One of his friends from Clemson is a native of Wuhan, China, and Charles had been keeping up with the news from the region. So he was already well versed in the virus by the time it reached U.S. shores.
“I remember thinking, ‘My gosh, the doomsday preparer Elliott Charles actually noticed and saw something that was significant,'” Charles joked.
Of the whirlwind of calls that ended in the March 4 cancellations, he added: “It was terrifying. It was extremely fast.”
Chicago State’s announcement came a full week before the World Health Organization declared the coronavirus a pandemic.
The men’s team didn’t take the floor again that spring, and the women’s squad played just once more before the world sports went into months of hibernation.

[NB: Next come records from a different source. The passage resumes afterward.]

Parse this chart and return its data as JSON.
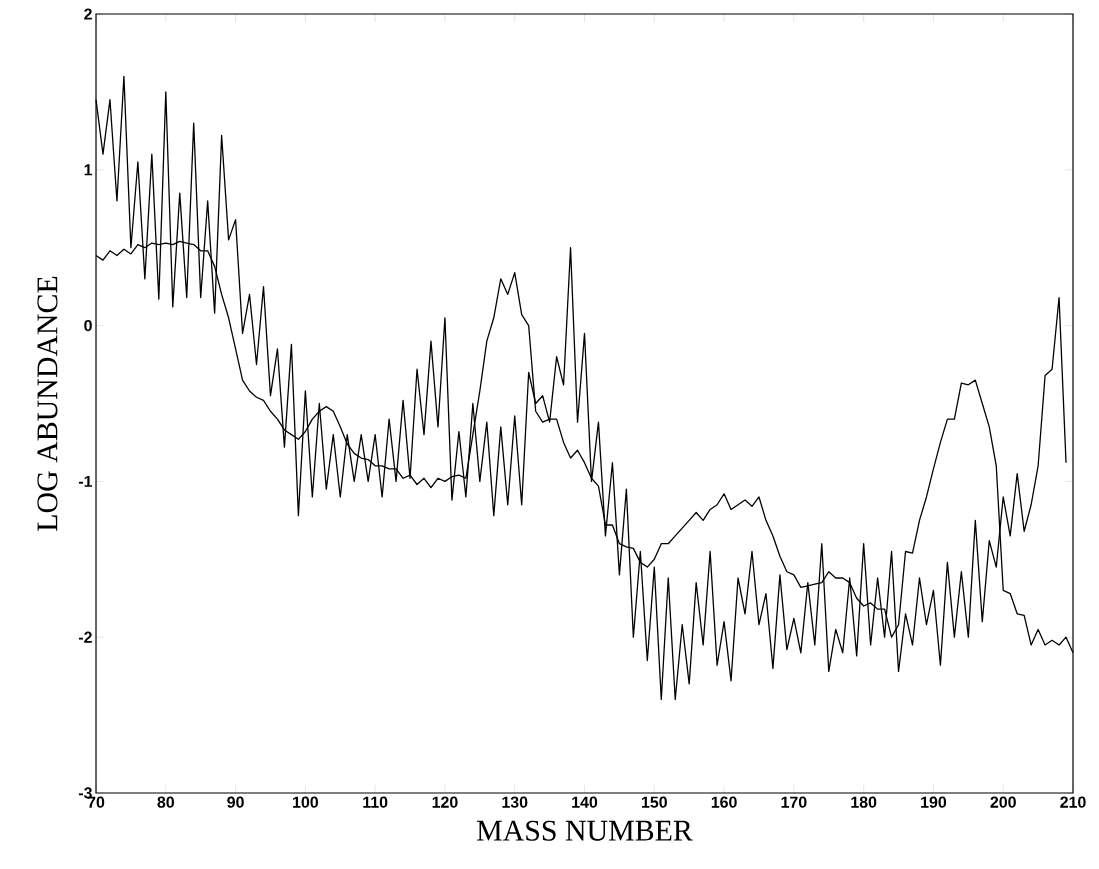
{
  "chart_data": {
    "type": "line",
    "xlabel": "MASS NUMBER",
    "ylabel": "LOG ABUNDANCE",
    "xlim": [
      70,
      210
    ],
    "ylim": [
      -3,
      2
    ],
    "xticks": [
      70,
      80,
      90,
      100,
      110,
      120,
      130,
      140,
      150,
      160,
      170,
      180,
      190,
      200,
      210
    ],
    "yticks": [
      -3,
      -2,
      -1,
      0,
      1,
      2
    ],
    "grid": false,
    "marker": "none",
    "line_style": "solid",
    "series": [
      {
        "color": "#000000",
        "x": [
          70,
          71,
          72,
          73,
          74,
          75,
          76,
          77,
          78,
          79,
          80,
          81,
          82,
          83,
          84,
          85,
          86,
          87,
          88,
          89,
          90,
          91,
          92,
          93,
          94,
          95,
          96,
          97,
          98,
          99,
          100,
          101,
          102,
          103,
          104,
          105,
          106,
          107,
          108,
          109,
          110,
          111,
          112,
          113,
          114,
          115,
          116,
          117,
          118,
          119,
          120,
          121,
          122,
          123,
          124,
          125,
          126,
          127,
          128,
          129,
          130,
          131,
          132,
          133,
          134,
          135,
          136,
          137,
          138,
          139,
          140,
          141,
          142,
          143,
          144,
          145,
          146,
          147,
          148,
          149,
          150,
          151,
          152,
          153,
          154,
          155,
          156,
          157,
          158,
          159,
          160,
          161,
          162,
          163,
          164,
          165,
          166,
          167,
          168,
          169,
          170,
          171,
          172,
          173,
          174,
          175,
          176,
          177,
          178,
          179,
          180,
          181,
          182,
          183,
          184,
          185,
          186,
          187,
          188,
          189,
          190,
          191,
          192,
          193,
          194,
          195,
          196,
          197,
          198,
          199,
          200,
          201,
          202,
          203,
          204,
          205,
          206,
          207,
          208,
          209
        ],
        "values": [
          1.45,
          1.1,
          1.45,
          0.8,
          1.6,
          0.5,
          1.05,
          0.3,
          1.1,
          0.17,
          1.5,
          0.12,
          0.85,
          0.18,
          1.3,
          0.18,
          0.8,
          0.08,
          1.22,
          0.55,
          0.68,
          -0.05,
          0.2,
          -0.25,
          0.25,
          -0.45,
          -0.15,
          -0.78,
          -0.12,
          -1.22,
          -0.42,
          -1.1,
          -0.5,
          -1.05,
          -0.7,
          -1.1,
          -0.7,
          -1.0,
          -0.7,
          -1.0,
          -0.7,
          -1.1,
          -0.6,
          -1.0,
          -0.48,
          -0.98,
          -0.28,
          -0.7,
          -0.1,
          -0.65,
          0.05,
          -1.12,
          -0.68,
          -1.1,
          -0.5,
          -1.0,
          -0.62,
          -1.22,
          -0.65,
          -1.15,
          -0.58,
          -1.15,
          -0.3,
          -0.5,
          -0.45,
          -0.62,
          -0.2,
          -0.38,
          0.5,
          -0.62,
          -0.05,
          -1.0,
          -0.62,
          -1.35,
          -0.88,
          -1.6,
          -1.05,
          -2.0,
          -1.45,
          -2.15,
          -1.55,
          -2.4,
          -1.62,
          -2.4,
          -1.92,
          -2.3,
          -1.65,
          -2.05,
          -1.45,
          -2.18,
          -1.9,
          -2.28,
          -1.62,
          -1.85,
          -1.45,
          -1.92,
          -1.72,
          -2.2,
          -1.6,
          -2.08,
          -1.88,
          -2.1,
          -1.65,
          -2.05,
          -1.4,
          -2.22,
          -1.95,
          -2.1,
          -1.62,
          -2.12,
          -1.4,
          -2.05,
          -1.62,
          -2.0,
          -1.45,
          -2.22,
          -1.85,
          -2.05,
          -1.62,
          -1.92,
          -1.7,
          -2.18,
          -1.52,
          -2.0,
          -1.58,
          -2.0,
          -1.25,
          -1.9,
          -1.38,
          -1.55,
          -1.1,
          -1.35,
          -0.95,
          -1.32,
          -1.15,
          -0.9,
          -0.32,
          -0.28,
          0.18,
          -0.88
        ]
      },
      {
        "color": "#000000",
        "x": [
          70,
          71,
          72,
          73,
          74,
          75,
          76,
          77,
          78,
          79,
          80,
          81,
          82,
          83,
          84,
          85,
          86,
          87,
          88,
          89,
          90,
          91,
          92,
          93,
          94,
          95,
          96,
          97,
          98,
          99,
          100,
          101,
          102,
          103,
          104,
          105,
          106,
          107,
          108,
          109,
          110,
          111,
          112,
          113,
          114,
          115,
          116,
          117,
          118,
          119,
          120,
          121,
          122,
          123,
          124,
          125,
          126,
          127,
          128,
          129,
          130,
          131,
          132,
          133,
          134,
          135,
          136,
          137,
          138,
          139,
          140,
          141,
          142,
          143,
          144,
          145,
          146,
          147,
          148,
          149,
          150,
          151,
          152,
          153,
          154,
          155,
          156,
          157,
          158,
          159,
          160,
          161,
          162,
          163,
          164,
          165,
          166,
          167,
          168,
          169,
          170,
          171,
          172,
          173,
          174,
          175,
          176,
          177,
          178,
          179,
          180,
          181,
          182,
          183,
          184,
          185,
          186,
          187,
          188,
          189,
          190,
          191,
          192,
          193,
          194,
          195,
          196,
          197,
          198,
          199,
          200,
          201,
          202,
          203,
          204,
          205,
          206,
          207,
          208,
          209,
          210
        ],
        "values": [
          0.45,
          0.42,
          0.48,
          0.45,
          0.49,
          0.46,
          0.52,
          0.5,
          0.53,
          0.52,
          0.53,
          0.52,
          0.54,
          0.53,
          0.52,
          0.48,
          0.48,
          0.38,
          0.2,
          0.05,
          -0.15,
          -0.35,
          -0.42,
          -0.46,
          -0.48,
          -0.55,
          -0.6,
          -0.67,
          -0.7,
          -0.73,
          -0.68,
          -0.6,
          -0.55,
          -0.52,
          -0.55,
          -0.65,
          -0.76,
          -0.82,
          -0.85,
          -0.86,
          -0.9,
          -0.9,
          -0.92,
          -0.92,
          -0.98,
          -0.96,
          -1.02,
          -0.98,
          -1.04,
          -0.98,
          -1.0,
          -0.97,
          -0.96,
          -0.98,
          -0.7,
          -0.42,
          -0.1,
          0.05,
          0.3,
          0.2,
          0.34,
          0.07,
          0.0,
          -0.55,
          -0.62,
          -0.6,
          -0.6,
          -0.75,
          -0.85,
          -0.8,
          -0.88,
          -0.98,
          -1.03,
          -1.28,
          -1.28,
          -1.4,
          -1.42,
          -1.43,
          -1.52,
          -1.55,
          -1.5,
          -1.4,
          -1.4,
          -1.35,
          -1.3,
          -1.25,
          -1.2,
          -1.25,
          -1.18,
          -1.15,
          -1.08,
          -1.18,
          -1.15,
          -1.12,
          -1.16,
          -1.1,
          -1.25,
          -1.35,
          -1.48,
          -1.58,
          -1.6,
          -1.68,
          -1.67,
          -1.66,
          -1.65,
          -1.58,
          -1.62,
          -1.62,
          -1.65,
          -1.75,
          -1.8,
          -1.78,
          -1.82,
          -1.82,
          -2.0,
          -1.92,
          -1.45,
          -1.46,
          -1.25,
          -1.1,
          -0.92,
          -0.75,
          -0.6,
          -0.6,
          -0.37,
          -0.38,
          -0.35,
          -0.5,
          -0.65,
          -0.9,
          -1.7,
          -1.72,
          -1.85,
          -1.86,
          -2.05,
          -1.95,
          -2.05,
          -2.02,
          -2.05,
          -2.0,
          -2.1
        ]
      }
    ]
  }
}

The women’s coach at the time, Misty Opat, said the cancellations stunned her.
“At that moment, I think you do question it. Because at that point there’d been a few cases in the Seattle area, but it hadn’t gone rampant, so it was like, ‘Are we overreacting?'” said Opat, who is now the women’s basketball coach at Cochise College in Arizona.
“In hindsight, we weren’t. The president had foresight, and I have total respect for her. But at the time, I thought, ‘Why are we the only ones doing this?'”
The cancellation was a particularly bitter pill for then-Cougars forward Ines “Nesi” Mata Boix. She was robbed of her Senior Night celebration, which her mother had traveled to Chicago from Spain to see.
Boix still thinks Chicago State officials didn’t initially do a good job of communicating their reasoning for the cancellation. But any disappointment or disagreements about pulling the plug were soon wiped away.
“My mom was sad, but she didn’t know what was going on,” said Boix, who now plays for Vantage Towers Alcobendas, in the second division of women’s professional basketball in Spain.
“It wasn’t until she came back to Spain that she understood what was happening. The situation in Spain was critical a couple of days after she came back from Chicago.”
Players on the men’s team knew their coach was a cancer survivor, so the possibility of game cancellations had been internally discussed the week before, according to Xavier Johnson, Chicago State’s leading scorer at the time, who’s now a graduate student at the University of Texas Rio Grande Valley.
Johnson recalled his first thought after finding out the trip was off — it turned out to be a giant understatement.
“It was kind of like, ‘Oh wow, this Covid stuff could actually get out of hand?'” he said.
Scott said she had no doubts about the school’s decision in the moment. Even if the coronavirus had been immediately contained and Chicago State turned out to be the only school that canceled games, Scott said, she wouldn’t regret backing Charles’ recommendation.
“The decision is instructive for hindsight — when you’re confronted with facts that create a lot of uncertainty for the health and wellness of your students and campus, the default should be what’s in the best interest of students,” she said. “Always.”
Both basketball programs have changed coaches since the pandemic, and they’re still struggling to find winning paths forward on the floor.
The women were 0-14 last year and are 4-22 now, with one contest remaining.
The men were 0-9 in a Covid-abbreviated 2020-21 season and are 7-23 now, with one game left— at Seattle on Saturday, in the Cougars’ first visit there since 2019.